Medical Delta Diagnostics 3.0: Dementia and Stroke

Dementia and stroke impose an enormous burden on individuals and society. To address this challenge, tools are required to identify individuals at risk – ideally very early in the disease process, to support the trend towards prevention.

Image-based techniques are among the most promising of the technologies available to improve diagnosis, prognosis and treatment selection. In particular, the application of imaging technology combined with the use of advanced data analytics, such as deep learning, will be helpful. This way, imaging biomarkers will be combined with other biomarkers and clinical data. Initially, dementia and stroke will be addressed in the Medical Delta Diagnostics 3.0 program.

Dementia

Dementia is a brain disorder characterized by loss of cognitive function such as thinking and remembering, which affects people’s daily functioning. Using MRI imaging techniques and advanced analysis techniques, researchers want to understand better how dementia, such as in Alzheimer’s disease, develops. In this project, the researchers are especially interested in changes in the micro- and macrostructure of the brain, as measured with diffusion MRI, MR fingerprinting and other quantitative techniques. Using images and data from large population studies and techniques such as deep learning and multi-component parameter mapping, they estimate novel imaging biomarkers such as the microstructure within white matter tracts, tissue volume fraction, myelin water fraction, and small vessel disease imaging markers such as lacunar infarcts and white matter hyperintensities. These imaging biomarkers are expect to lead to more accurate and faster diagnosis and prognosis to improve disease treatment and support steps towards disease prevention.

Stroke

A stroke occurs when the blood flow to parts of the brain is cut off. This can happen due to a blood clot that blocks the blood flow or due to bleeding in the brain. These two different types of stroke require different treatments, and the right treatment must be selected.

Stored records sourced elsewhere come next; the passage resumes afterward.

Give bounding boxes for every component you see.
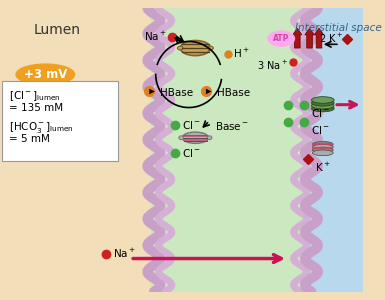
Text: Cl$^-$: Cl$^-$	[311, 107, 330, 119]
Text: Cl$^-$: Cl$^-$	[311, 124, 330, 136]
Text: Cl$^-$: Cl$^-$	[182, 147, 201, 159]
Ellipse shape	[16, 64, 75, 85]
Text: Cl$^-$: Cl$^-$	[182, 118, 201, 130]
Ellipse shape	[311, 97, 334, 103]
Text: $[\mathrm{Cl}^-]_{\mathrm{lumen}}$: $[\mathrm{Cl}^-]_{\mathrm{lumen}}$	[10, 90, 61, 104]
Text: Base$^-$: Base$^-$	[215, 120, 249, 132]
Text: ATP: ATP	[273, 34, 290, 43]
Text: Interstitial space: Interstitial space	[295, 22, 381, 33]
Ellipse shape	[177, 46, 183, 50]
Ellipse shape	[312, 144, 333, 150]
FancyArrow shape	[314, 28, 324, 48]
Ellipse shape	[207, 136, 212, 140]
Ellipse shape	[208, 46, 213, 50]
Ellipse shape	[312, 142, 333, 147]
Bar	[307, 8, 363, 292]
Text: = 5 mM: = 5 mM	[10, 134, 50, 144]
Text: HBase: HBase	[217, 88, 250, 98]
Text: Na$^+$: Na$^+$	[113, 247, 136, 260]
Ellipse shape	[311, 105, 334, 112]
Bar	[183, 135, 208, 137]
FancyArrow shape	[305, 28, 314, 48]
Text: = 135 mM: = 135 mM	[10, 103, 64, 113]
Ellipse shape	[179, 136, 184, 140]
Bar	[0, 8, 151, 292]
Ellipse shape	[312, 150, 333, 156]
Ellipse shape	[180, 40, 211, 56]
Text: H$^+$: H$^+$	[233, 47, 250, 60]
Text: Lumen: Lumen	[33, 22, 80, 37]
Text: Na$^+$: Na$^+$	[144, 30, 167, 43]
FancyBboxPatch shape	[2, 81, 119, 161]
Text: $[\mathrm{HCO}_3^-]_{\mathrm{lumen}}$: $[\mathrm{HCO}_3^-]_{\mathrm{lumen}}$	[10, 120, 74, 135]
Bar	[312, 147, 333, 149]
Bar	[183, 139, 208, 141]
Bar	[312, 143, 333, 145]
Ellipse shape	[312, 147, 333, 153]
Text: HBase: HBase	[161, 88, 194, 98]
Bar	[151, 8, 307, 292]
Ellipse shape	[182, 132, 209, 143]
Ellipse shape	[311, 100, 334, 106]
Text: 2 K$^+$: 2 K$^+$	[319, 32, 343, 45]
FancyArrow shape	[293, 28, 302, 48]
Ellipse shape	[311, 102, 334, 109]
Text: 3 Na$^+$: 3 Na$^+$	[257, 58, 288, 72]
Text: K$^+$: K$^+$	[315, 160, 331, 173]
Ellipse shape	[268, 31, 295, 46]
Text: +3 mV: +3 mV	[23, 68, 67, 81]
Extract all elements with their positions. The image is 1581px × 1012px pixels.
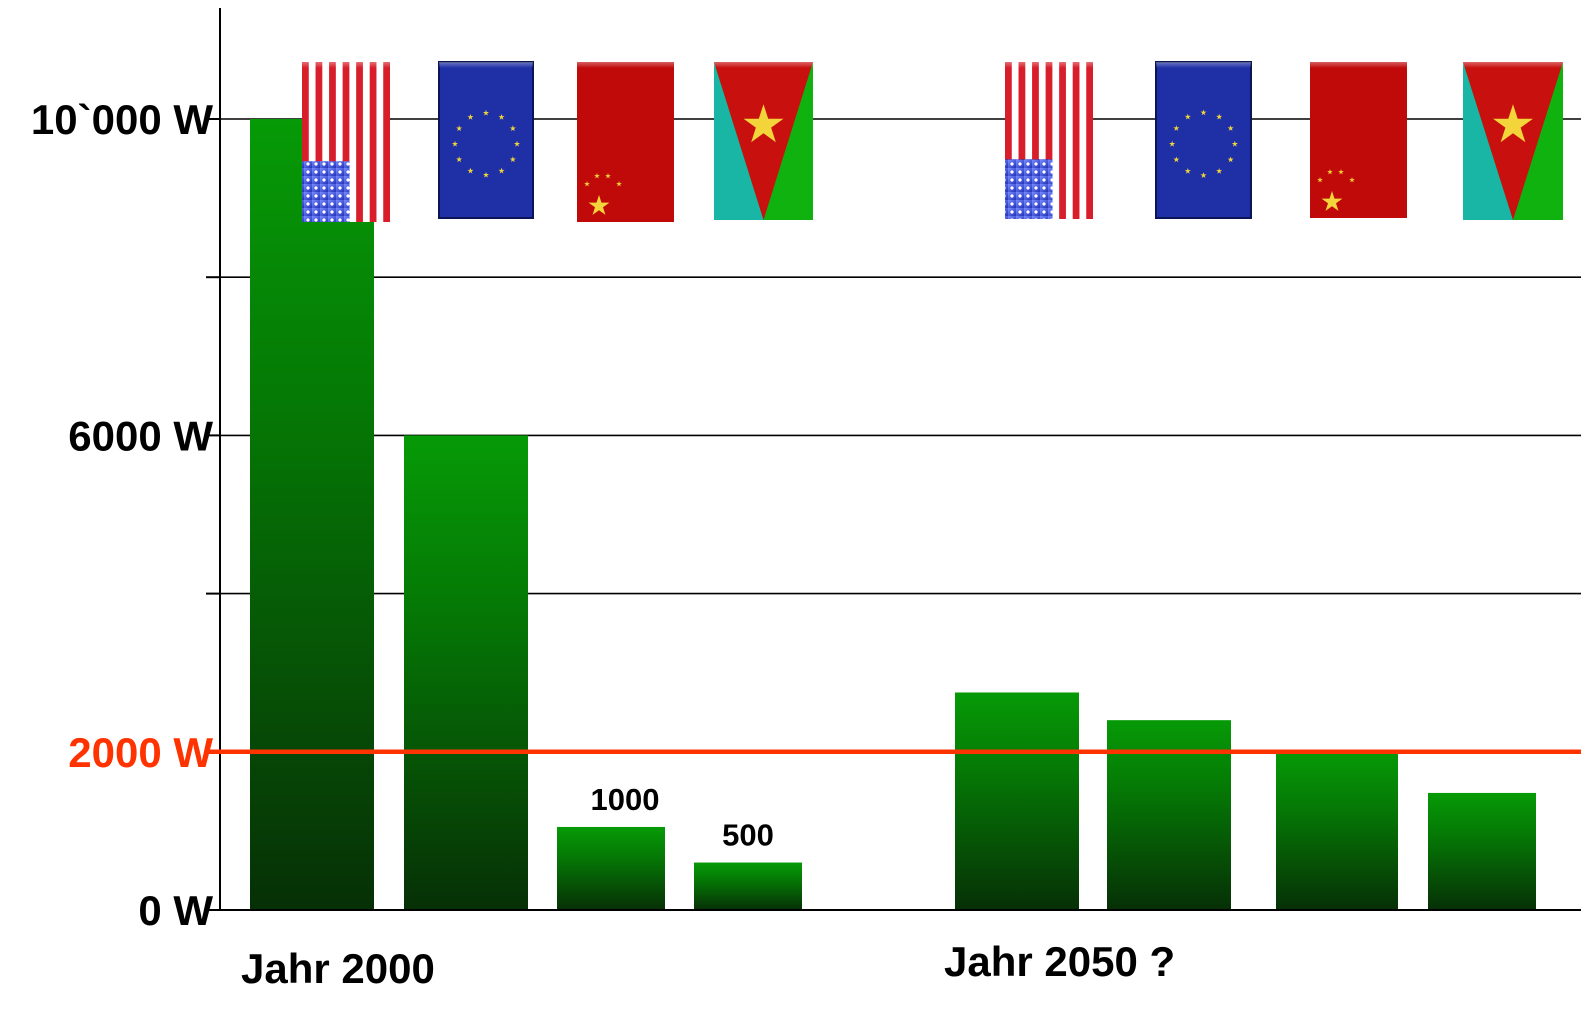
bar — [250, 119, 374, 910]
eu-flag-icon — [1155, 61, 1252, 219]
bar — [694, 862, 802, 910]
bar — [1428, 792, 1536, 910]
y-tick-label: 6000 W — [68, 412, 213, 459]
bars — [250, 119, 1536, 910]
group-label: Jahr 2000 — [241, 945, 435, 992]
usa-flag-icon — [1005, 62, 1093, 219]
group-label: Jahr 2050 ? — [944, 938, 1175, 985]
labels: 1000 500 0 W 2000 W 6000 W 10`000 W Jahr 2000 J… — [31, 96, 1175, 992]
china-flag-icon — [1310, 62, 1407, 218]
bar — [955, 692, 1079, 910]
bar — [1276, 751, 1398, 910]
y-tick-label: 0 W — [138, 887, 213, 934]
bar-data-label: 1000 — [591, 782, 660, 817]
bar — [557, 826, 665, 910]
china-flag-icon — [577, 62, 674, 222]
bar — [404, 435, 528, 910]
y-tick-label: 2000 W — [68, 729, 213, 776]
flags — [302, 61, 1563, 222]
eu-flag-icon — [438, 61, 534, 219]
axes — [206, 8, 1581, 911]
eritrea-flag-icon — [714, 62, 813, 220]
bar-data-label: 500 — [722, 818, 774, 853]
usa-flag-icon — [302, 62, 390, 222]
bar — [1107, 720, 1231, 910]
eritrea-flag-icon — [1463, 62, 1563, 220]
y-tick-label: 10`000 W — [31, 96, 213, 143]
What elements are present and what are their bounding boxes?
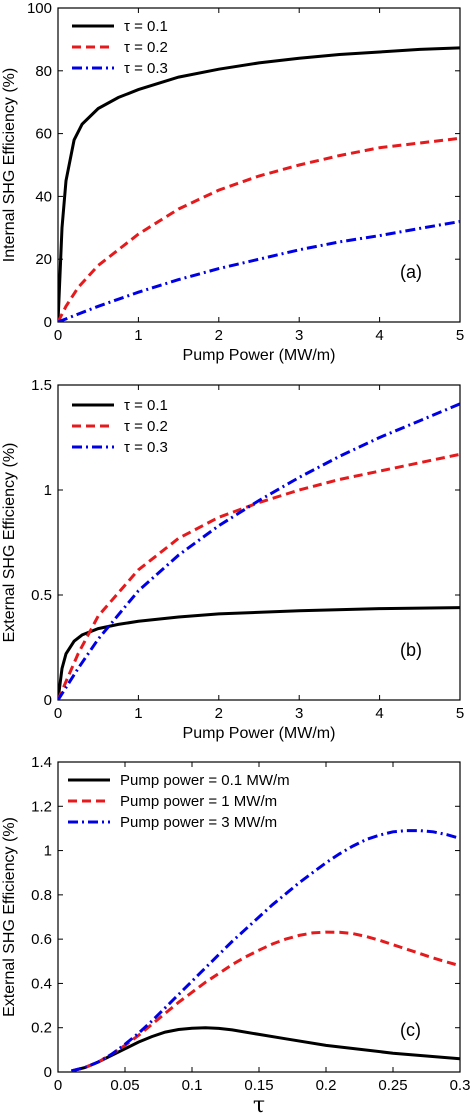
- x-tick-label: 1: [134, 705, 142, 722]
- y-tick-label: 1.4: [31, 754, 52, 771]
- legend-label: Pump power = 3 MW/m: [120, 814, 277, 831]
- legend-label: τ = 0.1: [124, 18, 168, 35]
- chart-panel-1: 0 1 2 3 4 5 0 20 40 60 80 100 Pump Power (MW/m) Inter…: [1, 0, 464, 364]
- y-tick-label: 60: [35, 126, 52, 143]
- series-line-1: [58, 46, 460, 322]
- x-tick-label: 3: [295, 327, 303, 344]
- y-tick-label: 1.5: [31, 377, 52, 394]
- series-line-2: [58, 452, 460, 700]
- legend: τ = 0.1 τ = 0.2 τ = 0.3: [72, 18, 168, 77]
- legend-label: τ = 0.1: [124, 397, 168, 414]
- x-tick-label: 5: [456, 705, 464, 722]
- legend-label: τ = 0.2: [124, 418, 168, 435]
- y-tick-label: 0.8: [31, 887, 52, 904]
- y-tick-label: 0: [44, 692, 52, 709]
- panel-label: (b): [400, 640, 422, 660]
- y-tick-label: 0: [44, 1064, 52, 1081]
- series-line-2: [71, 930, 460, 1072]
- legend-label: τ = 0.3: [124, 439, 168, 456]
- legend: τ = 0.1 τ = 0.2 τ = 0.3: [72, 397, 168, 456]
- x-tick-label: 1: [134, 327, 142, 344]
- chart-panel-3: 0 0.05 0.1 0.15 0.2 0.25 0.3 0 0.2 0.4 0.6 0.8 1 1.2 1…: [1, 754, 470, 1118]
- x-axis-title: Pump Power (MW/m): [183, 725, 336, 742]
- plot-frame: [57, 7, 461, 323]
- panel-label: (c): [400, 1020, 421, 1040]
- x-tick-label: 0.1: [182, 1077, 203, 1094]
- y-tick-label: 0.2: [31, 1020, 52, 1037]
- legend-label: Pump power = 1 MW/m: [120, 793, 277, 810]
- chart-panel-2: 0 1 2 3 4 5 0 0.5 1 1.5 Pump Power (MW/m) External …: [1, 377, 464, 742]
- y-axis-title: External SHG Efficiency (%): [1, 443, 18, 643]
- y-axis-title: Internal SHG Efficiency (%): [1, 68, 18, 262]
- x-tick-label: 0: [54, 327, 62, 344]
- legend-label: τ = 0.3: [124, 60, 168, 77]
- x-tick-label: 2: [215, 705, 223, 722]
- series-line-3: [71, 829, 460, 1072]
- x-tick-label: 0: [54, 1077, 62, 1094]
- plot-frame: [57, 384, 461, 701]
- y-tick-label: 20: [35, 251, 52, 268]
- y-tick-label: 0.5: [31, 587, 52, 604]
- y-tick-label: 1.2: [31, 798, 52, 815]
- y-tick-label: 40: [35, 188, 52, 205]
- x-tick-label: 0.25: [378, 1077, 407, 1094]
- series-line-1: [58, 606, 460, 700]
- y-tick-label: 1: [44, 482, 52, 499]
- y-tick-label: 0.6: [31, 931, 52, 948]
- x-axis-title: Pump Power (MW/m): [183, 347, 336, 364]
- legend: Pump power = 0.1 MW/m Pump power = 1 MW/m…: [68, 772, 290, 831]
- series-line-3: [58, 220, 460, 322]
- series-line-3: [58, 402, 460, 700]
- x-tick-label: 0.3: [450, 1077, 471, 1094]
- x-tick-label: 3: [295, 705, 303, 722]
- x-tick-label: 0.2: [316, 1077, 337, 1094]
- legend-label: Pump power = 0.1 MW/m: [120, 772, 290, 789]
- y-tick-label: 80: [35, 63, 52, 80]
- x-tick-label: 4: [375, 705, 383, 722]
- legend-label: τ = 0.2: [124, 39, 168, 56]
- x-tick-label: 0.15: [244, 1077, 273, 1094]
- x-tick-label: 2: [215, 327, 223, 344]
- x-tick-label: 4: [375, 327, 383, 344]
- y-axis-title: External SHG Efficiency (%): [1, 817, 18, 1017]
- x-tick-label: 5: [456, 327, 464, 344]
- x-tick-label: 0: [54, 705, 62, 722]
- x-axis-title: τ: [253, 1093, 265, 1118]
- y-tick-label: 0.4: [31, 975, 52, 992]
- y-tick-label: 100: [27, 0, 52, 17]
- series-line-2: [58, 136, 460, 322]
- y-tick-label: 1: [44, 843, 52, 860]
- panel-label: (a): [400, 262, 422, 282]
- y-tick-label: 0: [44, 314, 52, 331]
- x-tick-label: 0.05: [110, 1077, 139, 1094]
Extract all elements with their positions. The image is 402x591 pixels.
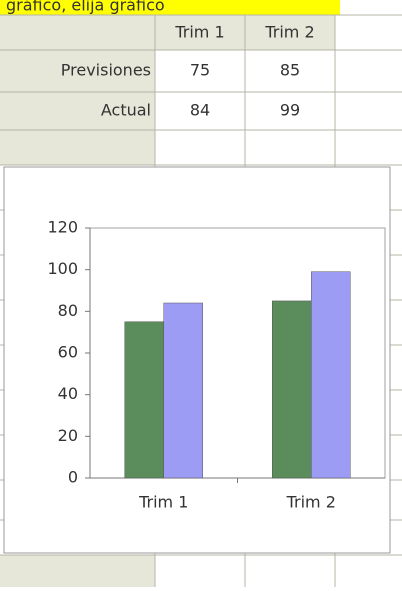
cell: 75 [190,61,210,80]
cell: 84 [190,101,210,120]
bar [272,300,312,479]
y-tick-label: 80 [58,301,78,320]
bar [311,271,351,479]
y-tick-label: 40 [58,384,78,403]
cell: 85 [280,61,300,80]
sheet [0,15,335,587]
x-tick-label: Trim 2 [286,493,336,512]
y-tick-label: 0 [68,468,78,487]
y-tick-label: 60 [58,343,78,362]
y-tick-label: 20 [58,426,78,445]
column-header: Trim 1 [174,23,224,42]
cell: 99 [280,101,300,120]
row-header-bottom [0,555,155,587]
bar [163,302,203,479]
column-header: Trim 2 [264,23,314,42]
row-header-col [0,15,155,165]
bar [124,321,164,479]
x-tick-label: Trim 1 [138,493,188,512]
row-label: Actual [101,101,151,120]
banner-text: gráfico, elija gráfico [6,0,165,15]
y-tick-label: 120 [47,218,78,237]
banner [0,0,340,15]
y-tick-label: 100 [47,259,78,278]
row-label: Previsiones [61,61,151,80]
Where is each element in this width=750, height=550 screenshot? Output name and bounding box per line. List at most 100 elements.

Accurate and objective imaging systems can support treatment selection in the acute stage of stroke by determining which type of stroke the patient has dealt with, thus optimizing the treatment selection process.

Future perspective

In the future, a scan of a patient will not only be inspected and interpreted by the doctor quantitatively; clinical decision making will be supported qualitatively based on deep learning algorithms that have been trained on previous cases.

In this way, doctors can detect a disease in an early phase, make a diagnosis faster, determine the best possible treatment more precisely and monitor the disease over a longer time.

“In this program we aim to learn optimally from imaging and healthcare data from previous patients, to treat the next generation of patients more effectively”, says Wiro Niessen, professor in Biomedical Image Analysis at Erasmus MC and TU Delft.

Collaboration

This program brings together experts in different fields, such as imaging physicists, medical image analysis experts and clinicians, with the joint aim of developing, implementing and validating imaging techniques to improve patient care. The research relies on data and clinical expertise available through collaborations with population and clinical studies.

“Through the collaboration across the different disciplines of the Medical Delta institutes, we create a whole which is greater than the sum of its parts,” concludes Niessen.